British academic and journalist (born 1967)

Jane Martinson (born 1967) is a British academic and journalist who is a former Head of Media for Guardian News and Media, responsible for the coverage of the media in The Guardian newspaper and its website. Since April 2018, Martinson has been the Marjorie Deane Professor of Financial Journalism at City, University of London.

== Education and early career ==
Raised on the Isle of Dogs in East London, Martinson attended George Green's Comprehensive and a local sixth-college. Martinson studied English at Christ's College, Cambridge, and studied Journalism at the City University in London before beginning her career on the South Wales Echo. in 1991. She joined the Financial Times in 1993.

== Later career ==
After a period working as the FTs Wall Street correspondent she joined The Guardian in May 1999, and remained in New York as the US business editor. She became the news editor for the City coverage of The Guardian when she returned to London in 2002, and then media business editor in January 2004.
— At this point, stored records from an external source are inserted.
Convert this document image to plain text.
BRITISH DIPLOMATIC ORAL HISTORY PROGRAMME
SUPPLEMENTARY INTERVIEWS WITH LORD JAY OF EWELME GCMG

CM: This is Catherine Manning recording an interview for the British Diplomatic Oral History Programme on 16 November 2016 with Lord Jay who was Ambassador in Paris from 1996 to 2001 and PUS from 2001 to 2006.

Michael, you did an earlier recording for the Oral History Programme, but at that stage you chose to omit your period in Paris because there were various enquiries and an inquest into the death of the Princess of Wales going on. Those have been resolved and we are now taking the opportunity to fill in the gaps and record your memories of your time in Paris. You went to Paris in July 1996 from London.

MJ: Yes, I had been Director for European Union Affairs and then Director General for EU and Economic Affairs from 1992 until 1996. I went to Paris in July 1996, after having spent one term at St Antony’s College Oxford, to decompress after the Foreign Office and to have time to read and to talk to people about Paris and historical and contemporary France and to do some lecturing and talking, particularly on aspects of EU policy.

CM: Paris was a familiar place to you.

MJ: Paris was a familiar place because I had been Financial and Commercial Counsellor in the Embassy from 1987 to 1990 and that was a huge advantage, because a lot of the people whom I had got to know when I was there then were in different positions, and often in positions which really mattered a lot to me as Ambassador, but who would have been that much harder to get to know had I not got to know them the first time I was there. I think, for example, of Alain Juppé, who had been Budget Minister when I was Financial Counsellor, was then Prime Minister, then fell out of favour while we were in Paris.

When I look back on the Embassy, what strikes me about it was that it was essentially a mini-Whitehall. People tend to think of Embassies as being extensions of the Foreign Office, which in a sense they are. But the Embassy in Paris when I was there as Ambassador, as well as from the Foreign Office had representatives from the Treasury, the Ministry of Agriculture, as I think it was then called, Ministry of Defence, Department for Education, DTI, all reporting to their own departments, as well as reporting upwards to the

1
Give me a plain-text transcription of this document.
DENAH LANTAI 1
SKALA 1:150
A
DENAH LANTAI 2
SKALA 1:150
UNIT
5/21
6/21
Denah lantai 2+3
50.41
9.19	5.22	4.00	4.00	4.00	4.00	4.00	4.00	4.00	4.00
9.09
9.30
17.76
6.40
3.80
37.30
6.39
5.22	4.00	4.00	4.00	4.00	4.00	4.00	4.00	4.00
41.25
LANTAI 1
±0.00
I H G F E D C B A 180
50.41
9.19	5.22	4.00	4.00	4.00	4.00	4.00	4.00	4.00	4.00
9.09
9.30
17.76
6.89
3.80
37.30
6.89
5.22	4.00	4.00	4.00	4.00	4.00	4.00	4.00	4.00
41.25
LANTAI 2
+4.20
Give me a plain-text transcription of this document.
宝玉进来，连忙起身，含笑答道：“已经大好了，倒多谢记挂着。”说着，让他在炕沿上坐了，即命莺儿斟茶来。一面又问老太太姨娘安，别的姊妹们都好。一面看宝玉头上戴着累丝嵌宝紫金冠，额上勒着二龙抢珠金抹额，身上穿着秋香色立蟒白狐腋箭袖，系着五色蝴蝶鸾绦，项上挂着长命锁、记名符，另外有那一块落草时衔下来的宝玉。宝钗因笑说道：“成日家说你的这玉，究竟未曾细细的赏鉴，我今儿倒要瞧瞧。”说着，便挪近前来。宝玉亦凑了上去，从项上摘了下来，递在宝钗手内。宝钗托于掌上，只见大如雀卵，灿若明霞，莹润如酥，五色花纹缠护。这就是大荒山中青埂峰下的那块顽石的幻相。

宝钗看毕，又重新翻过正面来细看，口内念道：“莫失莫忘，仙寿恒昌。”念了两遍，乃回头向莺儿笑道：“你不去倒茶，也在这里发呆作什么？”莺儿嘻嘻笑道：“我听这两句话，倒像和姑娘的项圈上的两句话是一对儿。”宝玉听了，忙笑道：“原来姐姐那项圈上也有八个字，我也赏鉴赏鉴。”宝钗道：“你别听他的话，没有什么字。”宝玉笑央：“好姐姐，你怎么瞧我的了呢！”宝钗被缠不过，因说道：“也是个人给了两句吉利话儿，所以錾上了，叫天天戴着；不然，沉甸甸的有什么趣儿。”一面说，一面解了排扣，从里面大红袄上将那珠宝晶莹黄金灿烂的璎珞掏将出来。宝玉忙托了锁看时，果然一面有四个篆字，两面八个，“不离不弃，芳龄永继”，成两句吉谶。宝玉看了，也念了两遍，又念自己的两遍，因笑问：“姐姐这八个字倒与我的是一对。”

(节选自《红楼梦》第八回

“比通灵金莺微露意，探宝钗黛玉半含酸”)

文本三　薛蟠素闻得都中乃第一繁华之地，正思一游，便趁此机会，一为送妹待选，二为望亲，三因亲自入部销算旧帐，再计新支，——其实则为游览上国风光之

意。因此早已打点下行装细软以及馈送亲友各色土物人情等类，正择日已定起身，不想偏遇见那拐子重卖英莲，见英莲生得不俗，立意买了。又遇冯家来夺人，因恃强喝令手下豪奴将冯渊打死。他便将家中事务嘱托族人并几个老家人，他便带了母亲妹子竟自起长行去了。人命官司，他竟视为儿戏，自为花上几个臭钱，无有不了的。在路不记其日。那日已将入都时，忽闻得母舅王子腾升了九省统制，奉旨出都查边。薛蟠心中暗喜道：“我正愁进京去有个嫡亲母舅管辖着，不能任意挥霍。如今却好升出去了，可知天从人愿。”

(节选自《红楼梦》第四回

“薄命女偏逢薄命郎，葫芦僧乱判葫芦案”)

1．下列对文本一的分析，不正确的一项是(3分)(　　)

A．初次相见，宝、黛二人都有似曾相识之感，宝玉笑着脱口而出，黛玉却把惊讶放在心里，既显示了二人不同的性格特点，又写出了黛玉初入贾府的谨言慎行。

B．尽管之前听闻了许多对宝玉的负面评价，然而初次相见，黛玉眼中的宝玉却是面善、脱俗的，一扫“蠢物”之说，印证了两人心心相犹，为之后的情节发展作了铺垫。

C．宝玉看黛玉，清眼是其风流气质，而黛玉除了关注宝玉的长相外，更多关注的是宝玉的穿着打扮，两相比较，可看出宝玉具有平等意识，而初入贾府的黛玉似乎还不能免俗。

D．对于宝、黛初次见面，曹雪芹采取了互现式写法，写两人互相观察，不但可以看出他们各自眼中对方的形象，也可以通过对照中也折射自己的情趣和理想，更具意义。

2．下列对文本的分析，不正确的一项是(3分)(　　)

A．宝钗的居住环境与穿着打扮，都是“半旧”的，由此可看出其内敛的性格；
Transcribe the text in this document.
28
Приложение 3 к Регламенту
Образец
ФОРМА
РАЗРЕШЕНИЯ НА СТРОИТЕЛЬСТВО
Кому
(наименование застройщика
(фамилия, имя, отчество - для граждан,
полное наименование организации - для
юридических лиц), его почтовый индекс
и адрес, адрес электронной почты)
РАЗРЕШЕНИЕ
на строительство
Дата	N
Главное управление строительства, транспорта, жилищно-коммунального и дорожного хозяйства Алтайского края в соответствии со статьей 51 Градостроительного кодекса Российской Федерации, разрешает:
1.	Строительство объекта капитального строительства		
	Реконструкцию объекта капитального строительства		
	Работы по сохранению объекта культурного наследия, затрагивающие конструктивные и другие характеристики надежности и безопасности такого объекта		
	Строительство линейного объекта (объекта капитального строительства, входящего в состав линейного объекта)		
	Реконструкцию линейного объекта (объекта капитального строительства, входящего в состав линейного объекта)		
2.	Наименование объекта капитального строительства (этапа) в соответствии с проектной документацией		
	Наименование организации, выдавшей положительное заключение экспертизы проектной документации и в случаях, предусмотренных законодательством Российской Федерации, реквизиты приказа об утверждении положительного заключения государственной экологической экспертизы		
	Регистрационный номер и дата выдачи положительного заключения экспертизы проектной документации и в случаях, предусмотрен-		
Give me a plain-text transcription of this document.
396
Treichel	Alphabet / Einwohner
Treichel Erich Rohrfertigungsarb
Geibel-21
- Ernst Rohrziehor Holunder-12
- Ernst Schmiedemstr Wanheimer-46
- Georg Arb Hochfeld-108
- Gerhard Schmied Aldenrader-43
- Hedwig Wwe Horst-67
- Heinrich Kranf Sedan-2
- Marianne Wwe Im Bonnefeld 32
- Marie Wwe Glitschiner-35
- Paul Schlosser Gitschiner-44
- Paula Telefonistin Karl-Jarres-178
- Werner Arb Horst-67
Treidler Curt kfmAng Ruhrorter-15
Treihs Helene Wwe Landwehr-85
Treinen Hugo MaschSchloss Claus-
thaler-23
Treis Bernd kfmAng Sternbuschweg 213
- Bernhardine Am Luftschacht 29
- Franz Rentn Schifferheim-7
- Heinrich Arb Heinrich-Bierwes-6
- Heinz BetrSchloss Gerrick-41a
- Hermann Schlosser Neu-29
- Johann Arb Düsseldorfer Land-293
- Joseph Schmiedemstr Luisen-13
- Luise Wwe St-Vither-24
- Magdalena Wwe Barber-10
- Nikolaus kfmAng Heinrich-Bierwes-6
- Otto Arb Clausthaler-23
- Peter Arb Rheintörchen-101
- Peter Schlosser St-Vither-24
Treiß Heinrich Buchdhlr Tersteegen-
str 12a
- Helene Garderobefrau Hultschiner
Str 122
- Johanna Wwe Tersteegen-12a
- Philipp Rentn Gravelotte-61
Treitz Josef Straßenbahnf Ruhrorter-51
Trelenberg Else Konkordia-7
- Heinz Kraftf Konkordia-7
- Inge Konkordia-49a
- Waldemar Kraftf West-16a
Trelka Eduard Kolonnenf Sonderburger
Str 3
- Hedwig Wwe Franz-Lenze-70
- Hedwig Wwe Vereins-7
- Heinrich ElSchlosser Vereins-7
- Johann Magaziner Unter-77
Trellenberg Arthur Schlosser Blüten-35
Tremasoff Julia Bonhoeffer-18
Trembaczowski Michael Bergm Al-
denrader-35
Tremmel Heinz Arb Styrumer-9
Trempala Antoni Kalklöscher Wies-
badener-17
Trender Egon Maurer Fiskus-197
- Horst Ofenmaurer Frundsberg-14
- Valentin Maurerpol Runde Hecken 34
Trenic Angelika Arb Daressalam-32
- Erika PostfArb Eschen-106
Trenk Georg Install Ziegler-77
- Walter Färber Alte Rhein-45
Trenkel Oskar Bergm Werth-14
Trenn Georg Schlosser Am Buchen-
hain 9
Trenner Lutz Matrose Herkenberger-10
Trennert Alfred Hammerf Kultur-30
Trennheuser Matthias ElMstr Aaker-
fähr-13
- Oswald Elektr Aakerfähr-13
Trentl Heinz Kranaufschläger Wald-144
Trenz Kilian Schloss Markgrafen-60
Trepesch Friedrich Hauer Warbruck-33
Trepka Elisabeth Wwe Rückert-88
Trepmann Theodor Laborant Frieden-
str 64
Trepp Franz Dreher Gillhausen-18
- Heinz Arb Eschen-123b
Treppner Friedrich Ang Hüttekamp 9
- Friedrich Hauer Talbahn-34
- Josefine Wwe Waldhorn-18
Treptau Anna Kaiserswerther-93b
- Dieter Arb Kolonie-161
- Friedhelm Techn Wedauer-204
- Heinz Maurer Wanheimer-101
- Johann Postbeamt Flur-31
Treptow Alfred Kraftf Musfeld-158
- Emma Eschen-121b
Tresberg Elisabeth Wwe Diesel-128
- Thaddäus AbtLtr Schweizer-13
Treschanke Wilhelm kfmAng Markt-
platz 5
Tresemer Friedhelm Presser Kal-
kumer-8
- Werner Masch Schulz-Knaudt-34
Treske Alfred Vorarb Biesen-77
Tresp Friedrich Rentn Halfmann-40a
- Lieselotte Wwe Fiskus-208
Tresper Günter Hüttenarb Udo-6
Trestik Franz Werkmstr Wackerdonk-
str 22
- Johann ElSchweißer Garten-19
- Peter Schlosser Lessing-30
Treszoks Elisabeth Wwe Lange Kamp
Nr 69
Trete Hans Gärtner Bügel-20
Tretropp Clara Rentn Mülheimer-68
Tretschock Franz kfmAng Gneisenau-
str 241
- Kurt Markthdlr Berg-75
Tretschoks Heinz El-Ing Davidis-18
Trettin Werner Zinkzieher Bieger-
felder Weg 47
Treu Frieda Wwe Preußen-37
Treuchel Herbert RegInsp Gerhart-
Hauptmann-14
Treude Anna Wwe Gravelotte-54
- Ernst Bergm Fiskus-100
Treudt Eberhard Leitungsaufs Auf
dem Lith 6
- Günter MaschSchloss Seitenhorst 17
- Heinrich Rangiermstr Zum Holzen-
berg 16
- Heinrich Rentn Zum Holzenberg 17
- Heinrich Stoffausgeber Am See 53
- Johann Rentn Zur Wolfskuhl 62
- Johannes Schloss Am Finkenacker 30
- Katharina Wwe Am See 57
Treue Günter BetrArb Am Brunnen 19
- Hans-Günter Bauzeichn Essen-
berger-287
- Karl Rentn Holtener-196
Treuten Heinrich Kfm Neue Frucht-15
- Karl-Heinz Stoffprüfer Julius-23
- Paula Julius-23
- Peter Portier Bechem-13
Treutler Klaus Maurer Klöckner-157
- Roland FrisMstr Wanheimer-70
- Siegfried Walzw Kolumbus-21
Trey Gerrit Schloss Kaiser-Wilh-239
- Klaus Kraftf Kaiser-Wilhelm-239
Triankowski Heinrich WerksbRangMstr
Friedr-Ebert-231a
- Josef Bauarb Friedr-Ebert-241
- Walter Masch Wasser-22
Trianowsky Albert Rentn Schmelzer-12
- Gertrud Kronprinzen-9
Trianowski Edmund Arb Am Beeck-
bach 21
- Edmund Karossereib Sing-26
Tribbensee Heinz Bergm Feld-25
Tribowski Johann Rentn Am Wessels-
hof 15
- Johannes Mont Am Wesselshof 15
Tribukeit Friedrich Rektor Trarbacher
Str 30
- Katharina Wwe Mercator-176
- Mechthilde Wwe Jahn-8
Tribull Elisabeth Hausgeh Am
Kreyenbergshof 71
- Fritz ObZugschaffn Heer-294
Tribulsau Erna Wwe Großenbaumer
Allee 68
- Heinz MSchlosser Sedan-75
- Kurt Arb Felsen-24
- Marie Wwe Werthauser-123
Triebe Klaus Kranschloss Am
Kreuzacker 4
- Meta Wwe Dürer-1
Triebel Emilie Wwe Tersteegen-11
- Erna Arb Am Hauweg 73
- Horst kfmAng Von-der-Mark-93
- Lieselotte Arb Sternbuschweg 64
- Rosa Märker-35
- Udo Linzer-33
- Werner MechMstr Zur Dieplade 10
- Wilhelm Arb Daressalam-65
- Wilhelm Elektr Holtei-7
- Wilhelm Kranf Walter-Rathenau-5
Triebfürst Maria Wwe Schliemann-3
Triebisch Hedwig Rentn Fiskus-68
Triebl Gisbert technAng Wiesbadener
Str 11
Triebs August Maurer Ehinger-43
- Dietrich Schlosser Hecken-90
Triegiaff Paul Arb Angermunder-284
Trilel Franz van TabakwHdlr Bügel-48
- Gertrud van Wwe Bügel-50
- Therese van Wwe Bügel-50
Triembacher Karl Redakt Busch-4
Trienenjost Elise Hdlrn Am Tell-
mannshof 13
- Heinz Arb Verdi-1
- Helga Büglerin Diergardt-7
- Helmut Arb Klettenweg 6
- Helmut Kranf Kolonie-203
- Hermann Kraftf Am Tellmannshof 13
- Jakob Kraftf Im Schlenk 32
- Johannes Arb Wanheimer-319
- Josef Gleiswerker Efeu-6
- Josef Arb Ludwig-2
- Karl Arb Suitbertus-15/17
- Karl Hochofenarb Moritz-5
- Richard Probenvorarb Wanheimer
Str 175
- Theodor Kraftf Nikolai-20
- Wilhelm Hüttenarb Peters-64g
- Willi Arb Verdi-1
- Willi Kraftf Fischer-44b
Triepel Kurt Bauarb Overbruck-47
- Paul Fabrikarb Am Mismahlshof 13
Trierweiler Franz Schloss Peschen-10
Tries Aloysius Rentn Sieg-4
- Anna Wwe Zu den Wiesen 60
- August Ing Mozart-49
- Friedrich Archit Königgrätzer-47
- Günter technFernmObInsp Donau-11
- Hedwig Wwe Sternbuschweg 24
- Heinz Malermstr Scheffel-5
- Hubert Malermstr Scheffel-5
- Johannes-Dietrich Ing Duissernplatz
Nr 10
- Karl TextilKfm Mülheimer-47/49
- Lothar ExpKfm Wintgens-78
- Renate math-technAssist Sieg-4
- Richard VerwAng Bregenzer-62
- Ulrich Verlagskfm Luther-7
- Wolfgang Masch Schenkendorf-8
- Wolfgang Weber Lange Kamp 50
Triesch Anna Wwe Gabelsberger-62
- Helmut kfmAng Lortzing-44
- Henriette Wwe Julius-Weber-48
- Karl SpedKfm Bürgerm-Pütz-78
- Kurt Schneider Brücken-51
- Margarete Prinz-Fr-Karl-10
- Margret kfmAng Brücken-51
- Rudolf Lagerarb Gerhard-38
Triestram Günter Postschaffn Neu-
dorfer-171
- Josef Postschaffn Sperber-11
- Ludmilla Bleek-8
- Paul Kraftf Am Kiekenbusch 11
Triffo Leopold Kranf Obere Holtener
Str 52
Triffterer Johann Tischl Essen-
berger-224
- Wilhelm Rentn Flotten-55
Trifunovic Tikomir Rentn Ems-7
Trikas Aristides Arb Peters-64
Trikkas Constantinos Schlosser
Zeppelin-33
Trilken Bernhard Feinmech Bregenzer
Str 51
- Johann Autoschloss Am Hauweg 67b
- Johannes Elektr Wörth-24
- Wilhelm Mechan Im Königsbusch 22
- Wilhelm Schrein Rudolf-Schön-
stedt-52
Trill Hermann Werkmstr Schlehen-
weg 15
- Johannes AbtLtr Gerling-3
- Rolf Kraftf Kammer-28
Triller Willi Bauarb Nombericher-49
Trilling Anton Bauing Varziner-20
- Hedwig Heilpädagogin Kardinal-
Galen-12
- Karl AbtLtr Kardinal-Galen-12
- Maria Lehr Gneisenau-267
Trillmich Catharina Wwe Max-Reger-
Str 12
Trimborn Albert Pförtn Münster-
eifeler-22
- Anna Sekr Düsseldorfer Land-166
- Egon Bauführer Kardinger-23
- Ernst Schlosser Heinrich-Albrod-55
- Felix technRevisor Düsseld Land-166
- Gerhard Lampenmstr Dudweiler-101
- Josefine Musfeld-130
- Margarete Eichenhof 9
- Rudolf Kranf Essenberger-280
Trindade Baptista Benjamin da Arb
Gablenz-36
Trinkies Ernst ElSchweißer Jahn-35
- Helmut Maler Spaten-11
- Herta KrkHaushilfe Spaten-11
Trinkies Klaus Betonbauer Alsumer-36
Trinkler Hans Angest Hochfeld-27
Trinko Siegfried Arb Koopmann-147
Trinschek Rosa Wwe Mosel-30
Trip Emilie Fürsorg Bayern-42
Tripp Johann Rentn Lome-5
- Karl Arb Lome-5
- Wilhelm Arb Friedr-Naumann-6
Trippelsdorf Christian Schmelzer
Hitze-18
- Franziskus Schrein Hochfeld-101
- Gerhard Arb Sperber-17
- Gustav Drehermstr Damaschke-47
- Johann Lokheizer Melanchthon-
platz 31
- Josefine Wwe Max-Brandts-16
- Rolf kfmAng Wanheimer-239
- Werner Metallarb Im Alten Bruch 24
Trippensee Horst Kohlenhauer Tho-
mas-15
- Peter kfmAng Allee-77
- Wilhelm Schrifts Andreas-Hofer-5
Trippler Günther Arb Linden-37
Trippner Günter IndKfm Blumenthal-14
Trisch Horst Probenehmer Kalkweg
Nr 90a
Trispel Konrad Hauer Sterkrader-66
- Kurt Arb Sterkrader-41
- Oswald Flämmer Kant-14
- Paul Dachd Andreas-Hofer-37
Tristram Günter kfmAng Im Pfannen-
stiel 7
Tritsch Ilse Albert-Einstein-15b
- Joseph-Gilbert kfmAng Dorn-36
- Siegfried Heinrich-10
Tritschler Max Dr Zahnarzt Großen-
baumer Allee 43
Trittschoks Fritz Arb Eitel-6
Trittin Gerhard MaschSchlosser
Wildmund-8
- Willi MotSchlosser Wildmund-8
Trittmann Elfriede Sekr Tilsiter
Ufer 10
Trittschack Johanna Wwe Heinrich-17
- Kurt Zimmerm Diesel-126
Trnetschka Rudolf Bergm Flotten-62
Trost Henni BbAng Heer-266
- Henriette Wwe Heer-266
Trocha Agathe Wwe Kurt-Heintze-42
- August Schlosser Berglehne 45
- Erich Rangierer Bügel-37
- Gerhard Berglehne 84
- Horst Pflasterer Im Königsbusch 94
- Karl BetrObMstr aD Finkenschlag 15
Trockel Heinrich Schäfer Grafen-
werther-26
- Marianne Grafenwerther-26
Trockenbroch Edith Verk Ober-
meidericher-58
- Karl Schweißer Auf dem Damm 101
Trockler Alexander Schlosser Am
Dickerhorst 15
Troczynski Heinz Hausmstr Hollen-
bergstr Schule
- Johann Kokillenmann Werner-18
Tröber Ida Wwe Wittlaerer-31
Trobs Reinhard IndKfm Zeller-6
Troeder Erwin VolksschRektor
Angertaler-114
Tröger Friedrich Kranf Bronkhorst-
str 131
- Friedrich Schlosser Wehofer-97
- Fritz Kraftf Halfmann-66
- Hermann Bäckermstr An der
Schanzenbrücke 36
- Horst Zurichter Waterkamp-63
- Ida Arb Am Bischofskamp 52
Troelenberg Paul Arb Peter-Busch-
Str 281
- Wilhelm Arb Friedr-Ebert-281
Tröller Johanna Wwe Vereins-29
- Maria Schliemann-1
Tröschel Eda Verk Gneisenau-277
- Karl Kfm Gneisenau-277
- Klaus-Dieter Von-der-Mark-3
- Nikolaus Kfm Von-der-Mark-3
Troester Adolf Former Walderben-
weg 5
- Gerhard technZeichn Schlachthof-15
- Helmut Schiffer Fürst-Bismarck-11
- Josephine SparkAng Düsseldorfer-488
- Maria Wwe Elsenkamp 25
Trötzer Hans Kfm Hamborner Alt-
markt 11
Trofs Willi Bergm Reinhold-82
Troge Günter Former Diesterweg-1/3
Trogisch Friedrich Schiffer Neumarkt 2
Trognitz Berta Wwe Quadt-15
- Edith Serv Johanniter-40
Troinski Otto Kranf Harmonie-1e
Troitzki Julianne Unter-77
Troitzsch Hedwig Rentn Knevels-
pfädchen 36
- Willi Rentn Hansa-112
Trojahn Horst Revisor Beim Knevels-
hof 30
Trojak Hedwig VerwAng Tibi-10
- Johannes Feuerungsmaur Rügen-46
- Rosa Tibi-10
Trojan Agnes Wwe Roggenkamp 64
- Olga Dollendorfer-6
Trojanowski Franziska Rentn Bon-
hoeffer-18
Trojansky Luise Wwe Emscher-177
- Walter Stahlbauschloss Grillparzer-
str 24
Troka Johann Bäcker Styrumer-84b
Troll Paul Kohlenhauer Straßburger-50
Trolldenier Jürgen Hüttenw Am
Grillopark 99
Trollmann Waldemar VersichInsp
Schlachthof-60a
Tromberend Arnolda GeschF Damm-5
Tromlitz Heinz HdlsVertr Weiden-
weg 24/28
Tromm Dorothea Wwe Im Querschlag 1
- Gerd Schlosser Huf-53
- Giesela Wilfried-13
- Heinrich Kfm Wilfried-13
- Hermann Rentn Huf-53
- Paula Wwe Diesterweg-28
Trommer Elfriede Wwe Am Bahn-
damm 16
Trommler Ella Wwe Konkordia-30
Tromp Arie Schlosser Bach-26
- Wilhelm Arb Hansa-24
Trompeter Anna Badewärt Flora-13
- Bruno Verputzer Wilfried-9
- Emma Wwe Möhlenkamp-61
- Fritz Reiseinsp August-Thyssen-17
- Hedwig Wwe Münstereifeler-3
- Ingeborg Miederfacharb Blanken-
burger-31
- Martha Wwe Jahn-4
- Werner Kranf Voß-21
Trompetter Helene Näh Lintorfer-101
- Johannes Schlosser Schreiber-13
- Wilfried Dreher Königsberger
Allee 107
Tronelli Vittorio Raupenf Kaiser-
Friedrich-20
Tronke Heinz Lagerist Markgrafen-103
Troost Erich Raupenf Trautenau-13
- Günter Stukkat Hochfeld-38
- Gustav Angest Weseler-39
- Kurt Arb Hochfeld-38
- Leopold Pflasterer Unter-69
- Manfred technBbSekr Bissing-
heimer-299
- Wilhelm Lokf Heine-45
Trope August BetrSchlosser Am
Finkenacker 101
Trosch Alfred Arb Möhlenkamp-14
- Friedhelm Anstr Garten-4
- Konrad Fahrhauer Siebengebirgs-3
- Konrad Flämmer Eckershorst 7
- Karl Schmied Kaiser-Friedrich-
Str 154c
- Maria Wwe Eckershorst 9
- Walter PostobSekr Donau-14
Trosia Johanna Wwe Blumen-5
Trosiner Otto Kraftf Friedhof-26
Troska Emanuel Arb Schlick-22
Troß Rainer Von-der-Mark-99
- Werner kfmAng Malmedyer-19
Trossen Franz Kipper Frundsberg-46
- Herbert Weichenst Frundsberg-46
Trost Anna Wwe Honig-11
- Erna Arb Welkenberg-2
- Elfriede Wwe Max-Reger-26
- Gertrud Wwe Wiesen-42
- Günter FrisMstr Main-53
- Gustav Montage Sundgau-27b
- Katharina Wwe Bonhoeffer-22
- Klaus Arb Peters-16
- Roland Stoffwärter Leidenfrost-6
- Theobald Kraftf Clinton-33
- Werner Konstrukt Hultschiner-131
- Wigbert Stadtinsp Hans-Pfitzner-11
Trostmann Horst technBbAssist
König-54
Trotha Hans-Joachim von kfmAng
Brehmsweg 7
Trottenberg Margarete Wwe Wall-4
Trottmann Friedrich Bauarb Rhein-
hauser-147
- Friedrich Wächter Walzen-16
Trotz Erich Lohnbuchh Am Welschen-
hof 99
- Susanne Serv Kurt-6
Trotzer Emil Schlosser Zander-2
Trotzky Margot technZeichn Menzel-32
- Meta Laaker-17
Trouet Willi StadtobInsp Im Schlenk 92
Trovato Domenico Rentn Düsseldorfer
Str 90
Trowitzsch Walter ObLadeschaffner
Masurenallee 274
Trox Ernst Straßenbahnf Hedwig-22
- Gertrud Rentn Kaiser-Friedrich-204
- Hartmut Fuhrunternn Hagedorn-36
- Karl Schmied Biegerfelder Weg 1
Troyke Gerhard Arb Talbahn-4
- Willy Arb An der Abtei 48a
Martinson was appointed as The Guardians media editor in 2007, and assumed the post in January 2008 after returning from maternity leave. She became women's editor in 2010, and set up the newspaper's blog on women's issues. She a post as Head of Media in September 2014. Martinson left the staff of The Guardian in July 2017, but has continued to write for the paper as a contributor.

In early 2018, Martinson was appointed as the Marjorie Deane Professor of Financial Journalism at City, University of London. Her responsibilities include the MA in Financial Journalism.

== Women in Journalism organisation ==
Martinson is an Executive Committee member of Women in Journalism, and was the organisation's chair until late in 2013. She was succeeded by Eleanor Mills.